Bahwa Dr. Somvir telah melanggar Undang-Undang Perlindungan Anak, hal mana pada tanggal 7 April 2019 bertempat disalah satu hotel di kawasan Lovina Dr. Somvir telah melibatkan anak dalam kegiatan politik, memberikan Alat Peraga Kampanye berupa contoh surat suara pemilu, stiker kampanye Dr. Somvir, buku yoga Dr. Somvir dan uang sebesar Rp. 100.000,- (seratus ribu rupiah) kepada Komang Nopa Setiawan anak dibawah umur yang tidak memiliki hak memilih. Selain Alat Peraga Kampanye, Komang Nopa Setiawan juga diajari dan diperagakan cara membuka surat suara pemilu, cara mencari nama Dr. Somvir dalam surat suara dan cara memberikan suara untuk Dr. Somvir. Selanjutnya Dr. Somvir menyuruh Komang Nopa Setiawan mencarikan suara untuk Dr.
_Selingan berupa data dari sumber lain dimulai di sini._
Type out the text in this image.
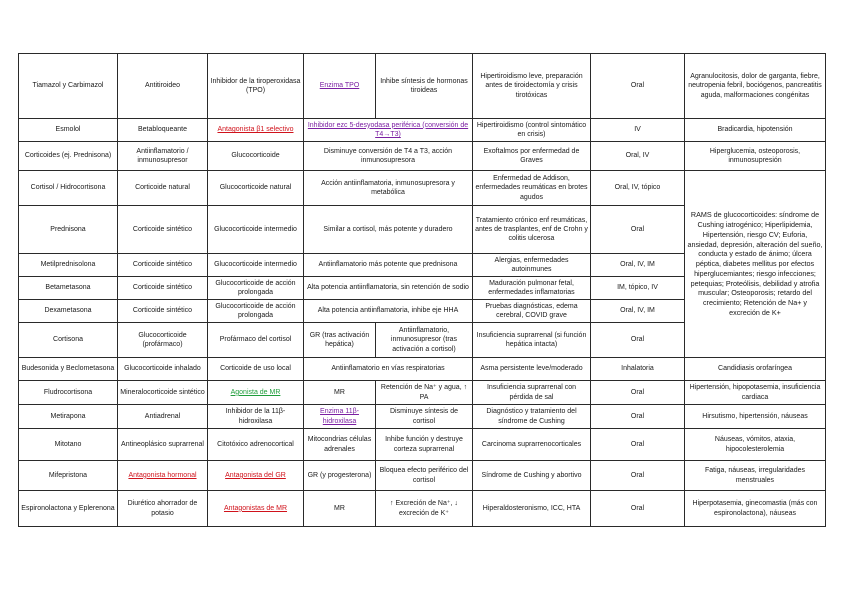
Tiamazol y Carbimazol	Antitiroideo	Inhibidor de la tiroperoxidasa (TPO)	Enzima TPO	Inhibe síntesis de hormonas tiroideas	Hipertiroidismo leve, preparación antes de tiroidectomía y crisis tirotóxicas	Oral	Agranulocitosis, dolor de garganta, fiebre, neutropenia febril, bociógenos, pancreatitis aguda, malformaciones congénitas
Esmolol	Betabloqueante	Antagonista β1 selectivo	Inhibidor ezc 5-desyodasa periférica (conversión de T4→T3)		Hipertiroidismo (control sintomático en crisis)	IV	Bradicardia, hipotensión
Corticoides (ej. Prednisona)	Antiinflamatorio / inmunosupresor	Glucocorticoide	Disminuye conversión de T4 a T3, acción inmunosupresora		Exoftalmos por enfermedad de Graves	Oral, IV	Hiperglucemia, osteoporosis, inmunosupresión
Cortisol / Hidrocortisona	Corticoide natural	Glucocorticoide natural	Acción antiinflamatoria, inmunosupresora y metabólica		Enfermedad de Addison, enfermedades reumáticas en brotes agudos	Oral, IV, tópico	RAMS de glucocorticoides: síndrome de Cushing iatrogénico; Hiperlipidemia, Hipertensión, riesgo CV; Euforia, ansiedad, depresión, alteración del sueño, conducta y estado de ánimo; úlcera péptica, diabetes mellitus por efectos hiperglucemiantes; riesgo infecciones; petequias; Proteólisis, debilidad y atrofia muscular; Osteoporosis; retardo del crecimiento; Retención de Na+ y excreción de K+
Prednisona	Corticoide sintético	Glucocorticoide intermedio	Similar a cortisol, más potente y duradero		Tratamiento crónico enf reumáticas, antes de trasplantes, enf de Crohn y colitis ulcerosa	Oral	
Metilprednisolona	Corticoide sintético	Glucocorticoide intermedio	Antiinflamatorio más potente que prednisona		Alergias, enfermedades autoinmunes	Oral, IV, IM	
Betametasona	Corticoide sintético	Glucocorticoide de acción prolongada	Alta potencia antiinflamatoria, sin retención de sodio		Maduración pulmonar fetal, enfermedades inflamatorias	IM, tópico, IV	
Dexametasona	Corticoide sintético	Glucocorticoide de acción prolongada	Alta potencia antiinflamatoria, inhibe eje HHA		Pruebas diagnósticas, edema cerebral, COVID grave	Oral, IV, IM	
Cortisona	Glucocorticoide (profármaco)	Profármaco del cortisol	GR (tras activación hepática)	Antiinflamatorio, inmunosupresor (tras activación a cortisol)	Insuficiencia suprarrenal (si función hepática intacta)	Oral	
Budesonida y Beclometasona	Glucocorticoide inhalado	Corticoide de uso local	Antiinflamatorio en vías respiratorias		Asma persistente leve/moderado	Inhalatoria	Candidiasis orofaríngea
Fludrocortisona	Mineralocorticoide sintético	Agonista de MR	MR	Retención de Na⁺ y agua, ↑ PA	Insuficiencia suprarrenal con pérdida de sal	Oral	Hipertensión, hipopotasemia, insuficiencia cardiaca
Metirapona	Antiadrenal	Inhibidor de la 11β-hidroxilasa	Enzima 11β-hidroxilasa	Disminuye síntesis de cortisol	Diagnóstico y tratamiento del síndrome de Cushing	Oral	Hirsutismo, hipertensión, náuseas
Mitotano	Antineoplásico suprarrenal	Citotóxico adrenocortical	Mitocondrias células adrenales	Inhibe función y destruye corteza suprarrenal	Carcinoma suprarrenocorticales	Oral	Náuseas, vómitos, ataxia, hipocolesterolemia
Mifepristona	Antagonista hormonal	Antagonista del GR	GR (y progesterona)	Bloquea efecto periférico del cortisol	Síndrome de Cushing y abortivo	Oral	Fatiga, náuseas, irregularidades menstruales
Espironolactona y Eplerenona	Diurético ahorrador de potasio	Antagonistas de MR	MR	↑ Excreción de Na⁺, ↓ excreción de K⁺	Hiperaldosteronismo, ICC, HTA	Oral	Hiperpotasemia, ginecomastia (más con espironolactona), náuseas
Somvir.

Bahwa sejak viralnya video Komang Nopa Setiawan anak dibawah umur yang tidak memiliki hak memilih dilibatkan dalam kegiatan politik, Komang Nopa Setiawan beberapa kali sempat dicari oleh orang-orang yang menyuruh Komang Nopa Setiawan meminta maaf kepada Dr. Somvir. Bahkan Komang Nopa Setiawan menjadi korban diserempat oleh dua orang tidak dikenal yang mengakibatkan luka-luka pada tangan Komang Nopa Setiawan dan sampai saat ini luka-luka tersebut belum sembuh.
(P6. Bukti Terlampir)

Bahwa Komang Nopa Setiawan telah mengalami tindak intimidasi yang dilakukan oleh orang-orang dewasa, bahkan Komang Nopa Setiawan sempat mengalami musibah kecelakaan akibat diserempet orang tidak dikenal yang mengakibatkan luka-luka pada tanganya. Akibat peristiwa tersebut, hingga saat ini Komang Nopa Setiawan masih sangat tertekan. Oleh karena sudah membahayakan keselamatan Komang Nopa Setiawan, maka atas kejadian tersebut Dr. Somvir telah diadukan kepada Komisi Perlindungan Anak Indonesia.
(P7. Bukti terlampir)

Laporan Penerimaan dan Pengeluaran Dana Kampanye.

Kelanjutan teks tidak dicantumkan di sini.